Editorial Random House. 137 páginas. 1ª edición de 2018.
Cuando vi anunciado en internet que César Aira (Coronel Pringles,
Argentina, 1949) iba a presentar una nueva novela en el edificio Telefónica de
Gran Vía en Madrid, me apeteció ir. Escribí a los representantes de prensa de Random House para ver si les parecía
bien enviarme la nueva novela, Prins, para escribir una reseña, y
tenerla el día de la presentación, con la idea de que me la firmara Aira. Quedé
en que me enviarían el libro, aunque desafortunadamente no llegó a tiempo para
el día de la presentación. Estuve a punto de comprarlo allí para tenerlo
firmado, pero me contuve y me compré el de Relatos reunidos. También llevaba de
casa la primera edición de El tilo y Las noches de Flores. Así
que al final me fui a casa con tres libros de Aira dedicados, y al llegar los
junté con Cumpleaños, que me firmó en otra ocasión.
El primer capítulo de Prins me parece magistral. Un escritor
de novelas góticas nos cuenta que está aburrido de escribir libros, con los
convencionalismos propios de un género muerto, para un público al que no
respeta. «Condenado de toda la vida a la laboriosa redacción de novelas
góticas, encadenado al gusto decadente de un público inculto…», así empieza el
libro. Nuestro escritor ha tenido tanto éxito de ventas con esta literatura que
desprecia vivir en una enorme mansión, llena de adornos y elementos propios de
un castillo gótico. Algo que hizo por publicidad y por una ironía que su
público no llegó a captar.
Como uno de los Bartlebys de los que
habló Enrique Vila-Matas en su novela
Bartleby
y compañía, conocemos a nuestro narrador justo en el momento en que ha
decidido dejar de escribir, porque continuar con una farsa que considera
absurda no le satisface. Ahora debe valorar a qué va a dedicar su tiempo libre.
Se decidirá por el consumo de opio.
«Como se verá en esta narración, las
vacilaciones abundaron. El camino del opio fue una verdadera prueba de fuego
para mi perseverancia», leemos en la página 19.
Prins empieza
presentándonos a un personaje peculiar (un escritor de novelas góticas que vive
en un castillo gótico kitsch a las afueras de Buenos Aires), pero con un
discurso coherente y unas críticas hacia la mala literatura punzantes y
divertidas: «Llegué a supeditar mi supervivencia en el mercado editorial al uso
de las palabras en su acepción más corriente y llana, y si debía optar entre
dos palabras me quedaba con la que tuviera una única acepción. La mera idea de
que entendieran algo distinto de lo que yo había querido decir me producía
escalofríos», pág. 19.
Por supuesto, si uno ha sido
previamente lector de César Aira (creo que ésta es la séptima novela que leo de
él), sabe que el libro que tiene entre las manos no va a transcurrir en los
carriles de la coherencia narrativa, que precisamente la apuesta de Aira es
dinamitar la lógica del discurso. De este modo, la salida del narrador de su
castillo para comprar opio será presentada como una aventura casi fantástica,
al estilo de una novela gótica o de aventuras. Pero a diferencia de la férrea
coherencia de este tipo de novelas populares (A va a consultar a B para que le
diga cómo llegar a C, etc.), aquí se narra desde el puro descreimiento irónico en
la construcción convencional de una novela.

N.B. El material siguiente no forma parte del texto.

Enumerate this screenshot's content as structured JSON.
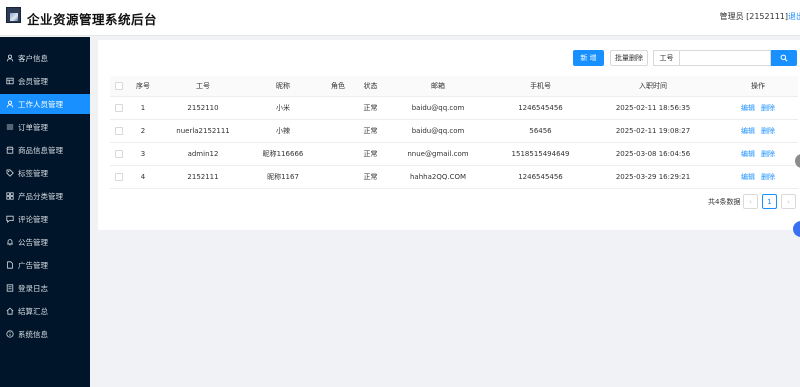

«Para algo debería servirme mi
experiencia de escritor de géneros populares, que tienen lectores exigentes con
el realismo, el verosímil, las explicaciones completas (mientras que los
lectores de literatura pretenciosa se los puede conformar con metáforas o
juegos de palabras» (pág. 56): como podemos ver en esta cita, Aira puede ser
punzante con muchos convencionalismos literarios.
La apuesta por el absurdo y la
incoherencia es seria: por ejemplo, nuestro narrador (del que no debemos
fiarnos en ningún momento) nos ha explicado que las novelas góticas le dan
mucho trabajo, para pasar a decirnos que le dedicaba a su escritura media hora
al día y, finalmente, contarnos que tenía un equipo de siete escritores que las
escribían por él. Así que su decisión de dejar de escribir novelas góticas y
cubrir ese vacío con otra actividad es delirante, puesto que, de entrada, ya no
escribía novelas góticas cuando comienza la novela.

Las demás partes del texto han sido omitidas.